By 3d guy1 - 6 Years Ago
Hi,

Im confused.  How does this do video? 
By justaviking - 6 Years Ago
A lot of people render to a sequence of PNG files, and then use a video editing application (NLE = Non-linear editor) to make a video from the PNG files.  That gives you a lot of control over many aspects, including more "video conversion/compression" options.

So you'd render a "half-size" set of PNG files, and use that magical tool up-size them to full resolution, and then put the full-sized images into your NLE.
By animagic - 6 Years Ago
I'm reading that processing an image may take quite some time so it will be interesting to compare rendering at a higher resolution with rendering at a lower resolution and use Gigapixel AI. 

The approach is interesting though. I have tried other applications that claim the same thing, and I have never been impressed.
By jarretttowe - 6 Years Ago
Free demo. Easy to test!
By animagic - 6 Years Ago
jarretttowe (12/7/2018)
Free demo. Easy to test!

I did download the demo, and I am impressed by the quality. It is also quite fast, so it would beat rendering at a large size.
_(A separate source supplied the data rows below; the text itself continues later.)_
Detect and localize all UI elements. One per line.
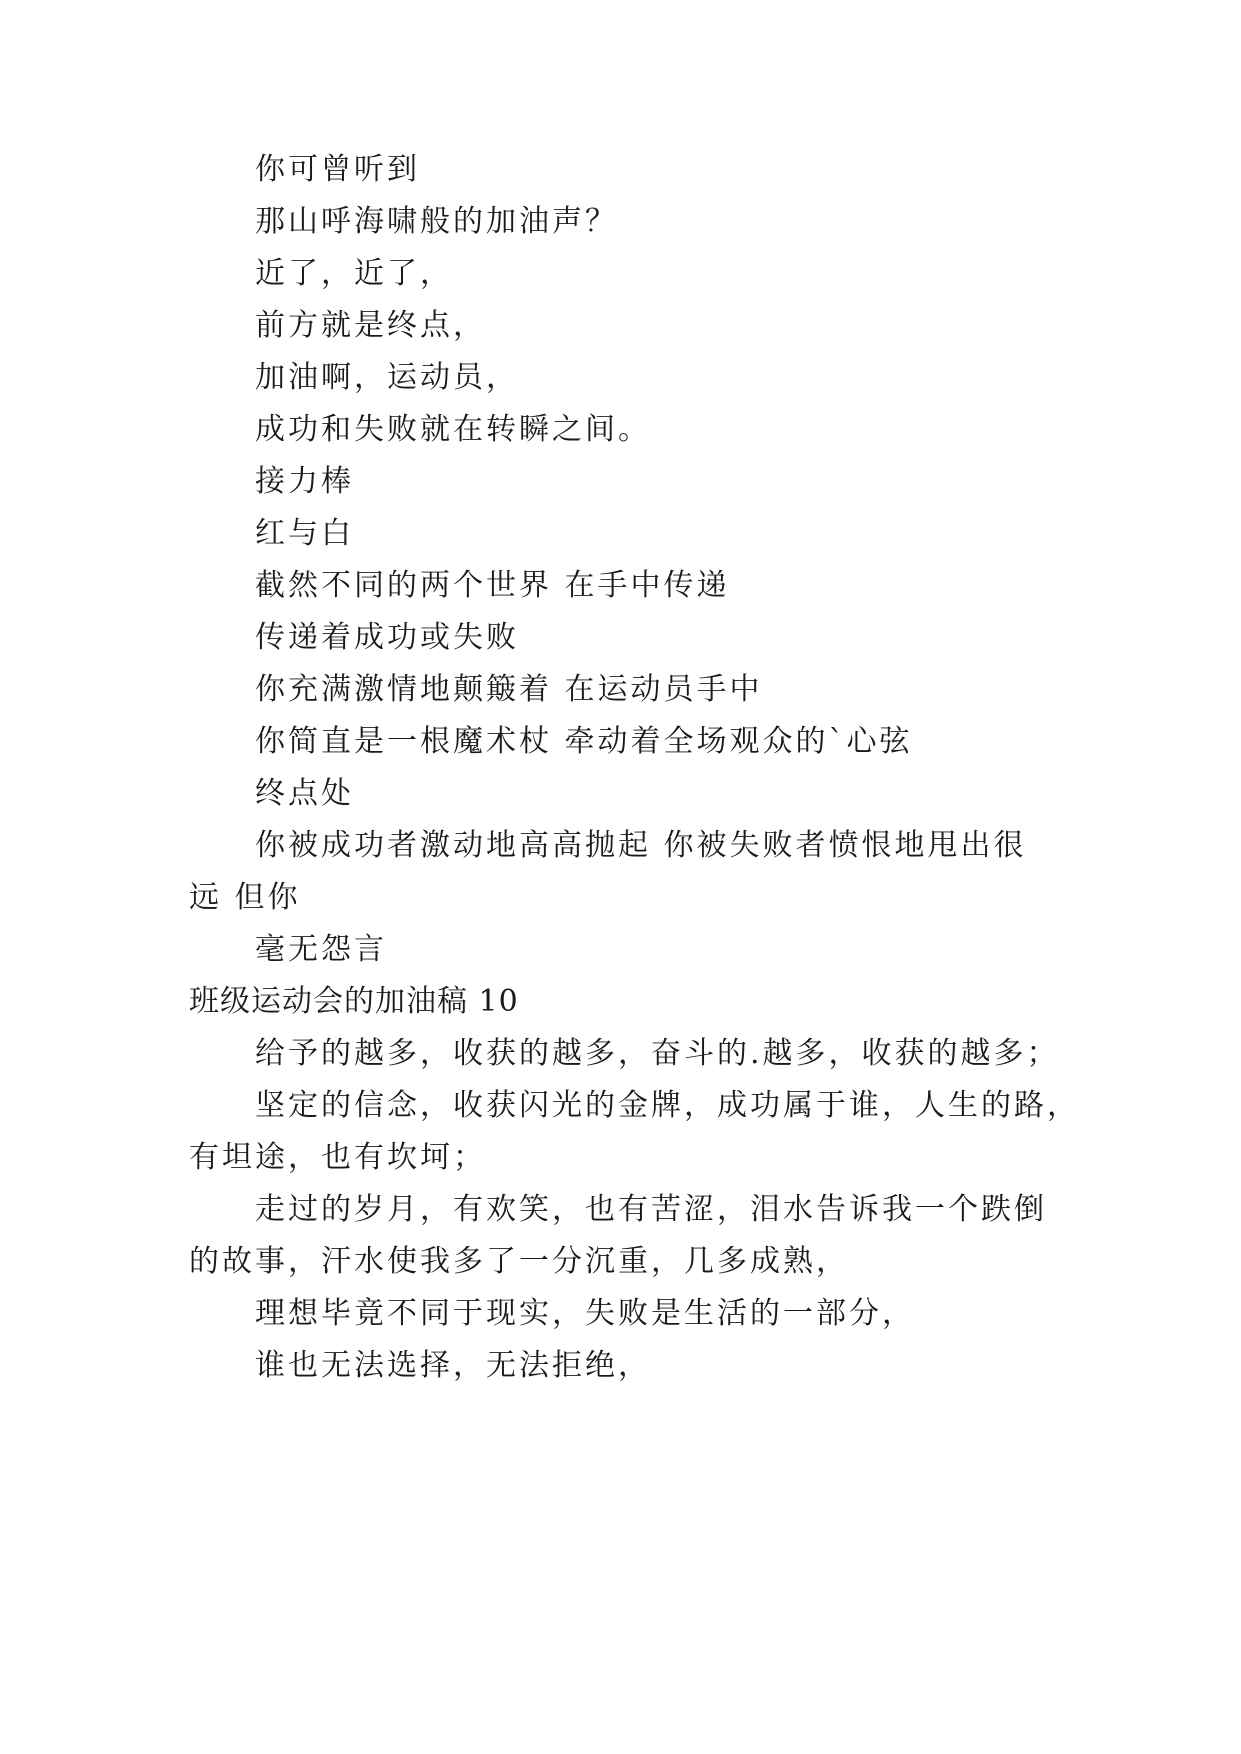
poem-line: 你可曾听到 — [255, 152, 420, 187]
paragraph-line: 给予的越多，收获的越多，奋斗的.越多，收获的越多； — [255, 1036, 1060, 1071]
paragraph-line: 谁也无法选择，无法拒绝， — [255, 1348, 651, 1383]
poem-line: 传递着成功或失败 — [255, 620, 519, 655]
poem-line: 红与白 — [255, 516, 354, 551]
section-title: 班级运动会的加油稿 10 — [189, 984, 519, 1019]
paragraph-line: 坚定的信念，收获闪光的金牌，成功属于谁，人生的路， — [255, 1088, 1080, 1123]
poem-line: 那山呼海啸般的加油声？ — [255, 204, 618, 239]
poem-line: 接力棒 — [255, 464, 354, 499]
poem-line: 截然不同的两个世界 在手中传递 — [255, 568, 730, 603]
poem-line: 前方就是终点， — [255, 308, 486, 343]
paragraph-line: 有坦途，也有坎坷； — [189, 1140, 486, 1175]
paragraph-line: 的故事，汗水使我多了一分沉重，几多成熟， — [189, 1244, 849, 1279]
paragraph-line: 理想毕竟不同于现实，失败是生活的一部分， — [255, 1296, 915, 1331]
paragraph-line: 你被成功者激动地高高抛起 你被失败者愤恨地甩出很 — [255, 828, 1027, 863]
poem-line: 你充满激情地颠簸着 在运动员手中 — [255, 672, 763, 707]
poem-line: 加油啊，运动员， — [255, 360, 519, 395]
poem-line: 近了，近了， — [255, 256, 453, 291]
paragraph-line: 走过的岁月，有欢笑，也有苦涩，泪水告诉我一个跌倒 — [255, 1192, 1047, 1227]
poem-line: 成功和失败就在转瞬之间。 — [255, 412, 651, 447]
poem-line: 你简直是一根魔术杖 牵动着全场观众的`心弦 — [255, 724, 913, 759]
paragraph-line: 毫无怨言 — [255, 932, 387, 967]
poem-line: 终点处 — [255, 776, 354, 811]
paragraph-line: 远 但你 — [189, 880, 301, 915]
Thanks for the tip!
By illusionLAB - 6 Years Ago
If the ultimate goal is to do 'low sample' Iray renders and then upscale with this plugin to get HD video it's worth pointing out that any sort of "smart" process... like Ai Denoising, approaches every frame as new frame - that is, it's unaware of what it did to achieve the 'denoise' or 'upscale' for the previous frame.  When you process a frame sequence with a series of smart filters you also usually create an entirely new fault which only becomes apparent when played as a video.  Smart filters like "NeatVideo" (best denoiser!) have a comprehensive "temporal" section to make the plugin aware of the previous and next frame to minimize the variance you get from processing single frames.  The first 'video' render I did with Blender's cycles and it's denoiser looked great, but had a 'fixed pattern' noise that made the render look like you're watching it through a screen door.  Fortunately, they do have a setting to 'randomize' the noise pattern (side effect of the denoiser... go figure!) making it look more like film grain or video noise... which is less annoying than fixed pattern and also something that NeatVideo can deal with quite well.
By animagic - 6 Years Ago
I have NeatVideo also, so I will see how that works in comparison. Thanks for pointing that out.
By animagic - 6 Years Ago
I found that PNG images in Gigapixel are saved as 48-bit PNG, which makes them huge. I did not find a way to save as 24-bit (8-bit per color). I can convert afterwards, but it is an extra step.
By justaviking - 6 Years Ago
illusionLAB (12/8/2018)
...approaches every frame as new frame - that is, it's unaware of what it did to achieve the 'denoise' or 'upscale' for the previous frame.  When you process a frame sequence with a series of smart filters you also usually create an entirely new fault which only becomes apparent when played as a video.


I have shared the same observation here a few times over the past few months.

Several people have assumed they'd be able to render with fewer Iray "iterations" when they make a video.  I strongly disagree, for the reason described in the quote above.  Noise and grain that might not be distracting in a still image will catch your eye when it changes (flickers) from frame-to-frame.  That became clear to me way back when the Indigo plug-in became available.

So if you are doing 60-second renders in CC3, you might want to prepare for 90-second renders (per frame) in iClone.